Eiser heeft de V.O.F. bij zijn aanvragen als zijn werkgever benoemd. De rechtbank stelt op basis van de dossierstukken en wat besproken is op zitting vast dat eiser niet bij het UWV heeft gemeld dat de V.O.F. bestond uit de vennoten [B.V. 2] en [B.V. 3]
Eiser heeft ook niet gemeld dat [B.V. 4] , waarvan eiser de bestuurder en enig aandeelhouder was, het bestuur vormde van [B.V. 2]
Eiser heeft kortom nagelaten te melden dat hij middellijk vennoot was in de V.O.F. toen hij de relevante aanvragen deed. Hij heeft aan het UWV slechts gemeld dat hij enig aandeelhouder en bestuurder was van [B.V. 4] en als zodanig werkzaamheden als zelfstandige verrichtte (ten behoeve van de vrij te stellen uren als zelfstandige).
Deze enkele mededeling is, anders dan eiser meent, onvoldoende voor het UWV om in het kader van de WW-aanvragen een verband te kunnen of moeten leggen met eisers positie binnen de V.O.F., en de invloed die hij hiermee kon uitoefenen op zijn positie als uitzendkracht. Met het indienen van het wijzigingsformulier van 14 januari 2015 en de daaraan gehechte uitzendovereenkomst van 24 december 2014 tussen de V.O.F en eiser, heeft eiser evenmin voldaan aan de inlichtingenplicht. Eiser heeft met het wijzigingsformulier namelijk slechts gemeld dat hij als uitzendkracht bij de V.O.F. ging werken en (wederom) niet wat zijn positie was binnen de V.O.F., terwijl juist dat van belang was om te kunnen beoordelen of sprake was van een gezagsverhouding en of eiser als werknemer kon worden aangemerkt. Uit de genoemde uitzendovereenkomst kon - zonder verdere mededelingen van eiser - niet worden afgeleid dat geen sprake was van een gezagsverhouding tussen de V.O.F. en eiser. De rechtbank volgt eiser dan ook niet in zijn ter zitting geponeerde stelling dat het UWV destijds hierop had moeten aanslaan, en nalatig is geweest in de beoordeling van eisers rechten op uitkering. Eisers stelling dat het wijzigingsformulier en de digitale aanvraagformulieren van zijn uitkeringen geen ruimte boden om zijn positie bij de V.O.F. door te geven slaagt evenmin. De rechtbank wijst hierbij op het kopje 'ruimte voor toelichting' in het wijzigingsformulier van 14 januari 2015, het kopje 'vragen en opmerkingen' in het formulier van eisers WW-aanvraag van 3 maart 2014, en de vraag 'heeft u nog andere functies gehad bij deze werkgever?' in het formulier van eisers WIA-aanvraag van 24 februari 2021. De rechtbank merkt hierbij op dat eiser deze laatste vraag ontkennend heeft beantwoord.
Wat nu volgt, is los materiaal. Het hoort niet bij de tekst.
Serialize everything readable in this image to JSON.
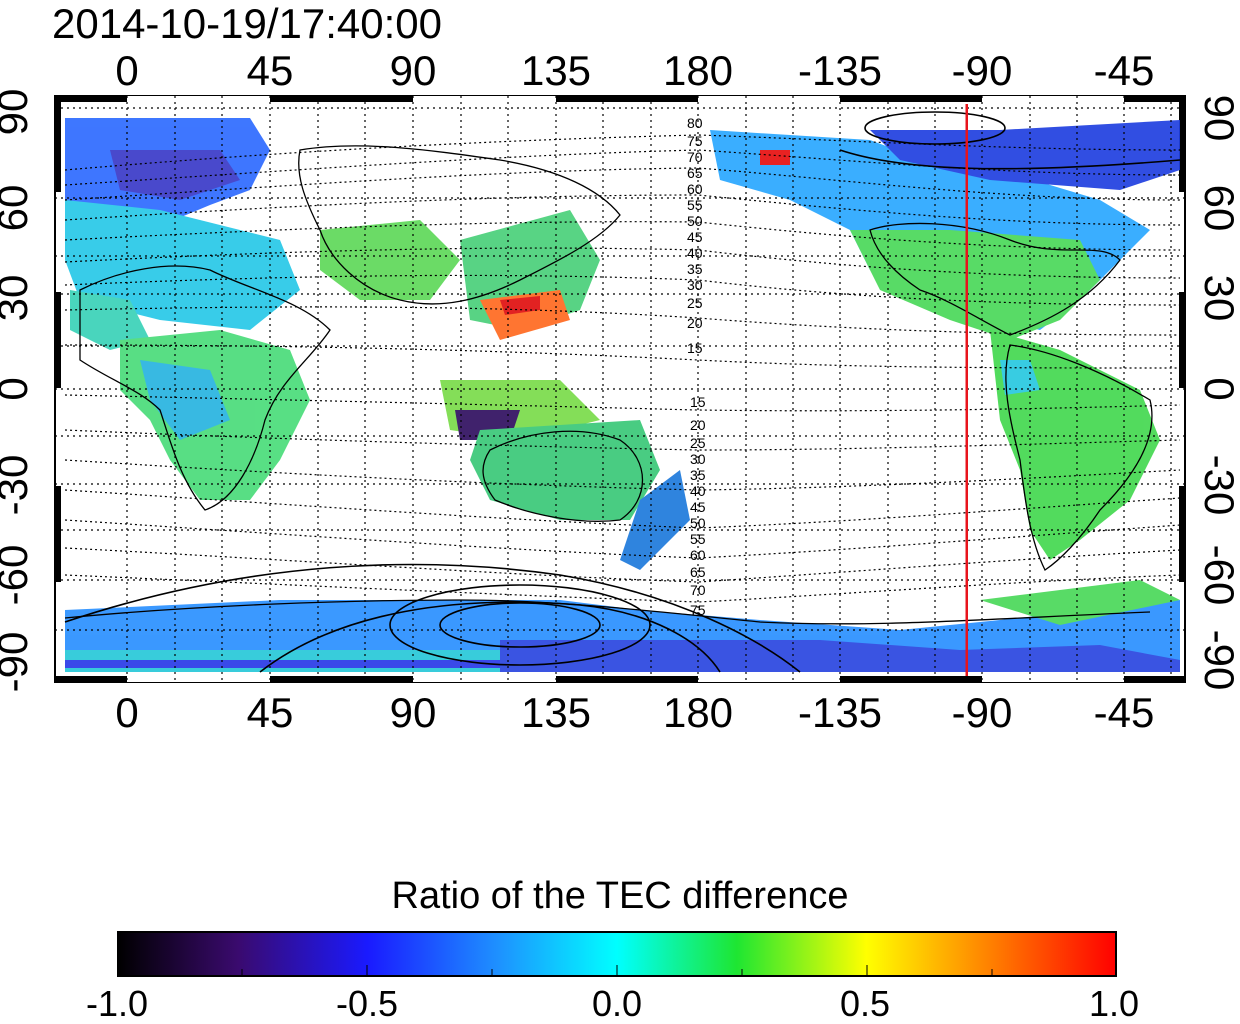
{
  "timestamp": "2014-10-19/17:40:00",
  "top_lon_ticks": [
    "0",
    "45",
    "90",
    "135",
    "180",
    "-135",
    "-90",
    "-45"
  ],
  "bottom_lon_ticks": [
    "0",
    "45",
    "90",
    "135",
    "180",
    "-135",
    "-90",
    "-45"
  ],
  "left_lat_ticks": [
    "90",
    "60",
    "30",
    "0",
    "-30",
    "-60",
    "-90"
  ],
  "right_lat_ticks": [
    "90",
    "60",
    "30",
    "0",
    "-30",
    "-60",
    "-90"
  ],
  "contour_labels_north": [
    "80",
    "75",
    "70",
    "65",
    "60",
    "55",
    "50",
    "45",
    "40",
    "35",
    "30",
    "25",
    "20",
    "15"
  ],
  "contour_labels_south": [
    "15",
    "20",
    "25",
    "30",
    "35",
    "40",
    "45",
    "50",
    "55",
    "60",
    "65",
    "70",
    "75"
  ],
  "terminator_longitude": -95,
  "terminator_color": "#e8141c",
  "colorbar": {
    "title": "Ratio of the TEC difference",
    "ticks": [
      "-1.0",
      "-0.5",
      "0.0",
      "0.5",
      "1.0"
    ],
    "min": -1.0,
    "max": 1.0
  }
}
17. Naar het oordeel van de rechtbank had het eiser ook redelijkerwijs duidelijk kunnen en moeten zijn dat zijn positie binnen de V.O.F. van belang was voor de vaststelling van zijn recht op de genoemde werknemersuitkeringen. De rechtbank wijst hierbij op het gespreksverslag van 29 maart 2022, waaruit volgt dat eiser heeft verklaard ermee bekend te zijn dat hij als dga van [B.V. 4] niet verzekerd was voor de werknemersverzekeringen. Van eiser mocht worden verwacht dat hij bekend was met de voorwaarden in de sociale zekerheidswetgeving om verzekerd te zijn voor de werknemersverzekeringen, nu hij verschillende bedrijven beheerde en ook als werkgever/contactpersoon optrad tegenover de Belastingdienst in het kader van de loonaangiften van de V.O.F. Indien er bij eiser twijfel over bestond of hij verzekerd was voor de werknemersverzekeringen, had het op zijn weg gelegen om dit na te vragen bij UWV. Het voorgaande leidt de rechtbank tot het oordeel dat eiser de inlichtingenplicht heeft geschonden. Het gevolg hiervan is dat het UWV in beginsel verplicht was om over te gaan tot intrekking en terugvordering van eisers uitkeringen.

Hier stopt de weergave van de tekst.